Ogni due anni, il Ministero delle Finanze, di concerto con il MIPAAFT, provvede all’aggiornamento del decreto allevamenti, tramite cui è possibile determinare quali e quanti capi possono rientrare all’interno del reddito agrario ai fini della corretta determinazione delle imposte dirette.
A tale fine è stato quindi approvato il D.M. 15 marzo 2019, il quale è ancora in attesa di pubblicazione in Gazzetta Ufficiale, con cui il Ministero ha fornito numerose conferme e apportato alcune novità rispetto alla precedente formulazione contenuta nel D.M. 15 giugno 2017, il quale richiamava genericamente l’originario decreto del 2006.
A cosa serve il decreto?
Come noto, ai fini delle imposte dirette, le attività di allevamento possono essere distinte in tre macrocategorie:
- allevamenti condotti senza connessione con il terreno, i quali sono produttivi esclusivamente di reddito di impresa;
- allevamenti condotti in connessione con terreni potenzialmente idonei a produrre almeno un quarto dei mangimi necessari, i quali sono produttivi di reddito agrario;
- allevamenti condotti in connessione con terreni potenzialmente non idonei a produrre almeno un quarto dei mangimi necessari; tali attività sono produttive di reddito agrario per la parte coperta dai terreni, mentre l’eccedenza è tassata secondo i principi di cui all’art. 56, comma 5 del TUIR, ossia attribuendo a ciascun capo un reddito pari al valore medio del reddito agrario riferibile a ciascun capo allevato entro il limite medesimo, moltiplicato per un coefficiente idoneo a tener conto delle diverse incidenze dei costi.
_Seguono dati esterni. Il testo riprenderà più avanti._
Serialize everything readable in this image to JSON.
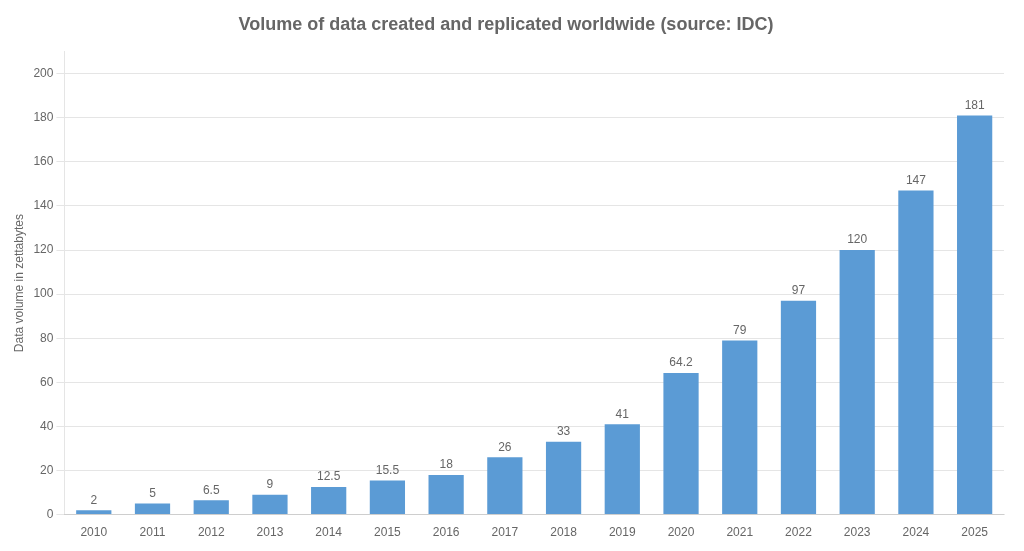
{
  "chart_data": {
    "type": "bar",
    "title": "Volume of data created and replicated worldwide (source: IDC)",
    "y_label": "Data volume in zettabytes",
    "categories": [
      "2010",
      "2011",
      "2012",
      "2013",
      "2014",
      "2015",
      "2016",
      "2017",
      "2018",
      "2019",
      "2020",
      "2021",
      "2022",
      "2023",
      "2024",
      "2025"
    ],
    "values": [
      2,
      5,
      6.5,
      9,
      12.5,
      15.5,
      18,
      26,
      33,
      41,
      64.2,
      79,
      97,
      120,
      147,
      181
    ],
    "color": "#5b9bd5",
    "ylim": [
      0,
      210
    ],
    "yticks": [
      0,
      20,
      40,
      60,
      80,
      100,
      120,
      140,
      160,
      180,
      200
    ],
    "grid": true,
    "data_labels": true
  }
}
Il decreto interministeriale approvato con cadenza biennale ha lo scopo di determinare entro quali limiti l’attività si considera produttiva di reddito agrario e di fissare valori e coefficienti al fine di quantificare l’impatto fiscale delle relative eccedenze.
A tale scopo, il D.M. 15 marzo 2019 si compone di tre tabelle: la prima individua le fasce di qualità del terreno, la seconda viene utilizzata per determinare la tariffa media di reddito agrario per ciascuna fascia di terreno e le unità foraggere producibili per ettaro, mentre la terza stabilisce quali siano le specie animali che rientrano nella determinazione del reddito a parametri, la durata del ciclo di allevamento e il relativo imponibile per ogni capo eccedente.
Cosa prevede il decreto?
In buona sostanza, all’interno del D.M. 15 marzo 2019 sono confermati tutti i valori già previsti dai precedenti documenti normativi, relativamente alle specie già contenute nei precedenti decreti.
La novità, invece, consiste nell’inserimento di nuove specie animali tra quelle che possono essere allevate all’interno del reddito agrario. In particolare, sono state aggiunte all’elenco:
- le tartarughe (con valori diversi in base all’età o alla dimensione del carapace);
- alcune famiglie dei camelidi, come alpaca, lama e guanachi.
In forza di tali modifiche, quindi, a partire dalla prossima dichiarazione dei redditi sarà possibile tassare in maniera forfettaria anche nuove categorie di animali, con interessanti risvolti per chi, fino ad ora, era costretto ad assoggettare a reddito di impresa interi allevamenti.
Ai fini dichiarativi, però, si attende una rapida risposta da parte dell’Agenzia, la quale dovrà procedere all’aggiornamento dei vari modelli Redditi che, ad oggi, non risultano ancora allineati con le novità normative.
La speranza è che, comunque, esso rappresenti un mero passaggio formale e non una fonte di disguidi e problemi in vista di una campagna redditi che si preannuncia, come ogni anno, bollente.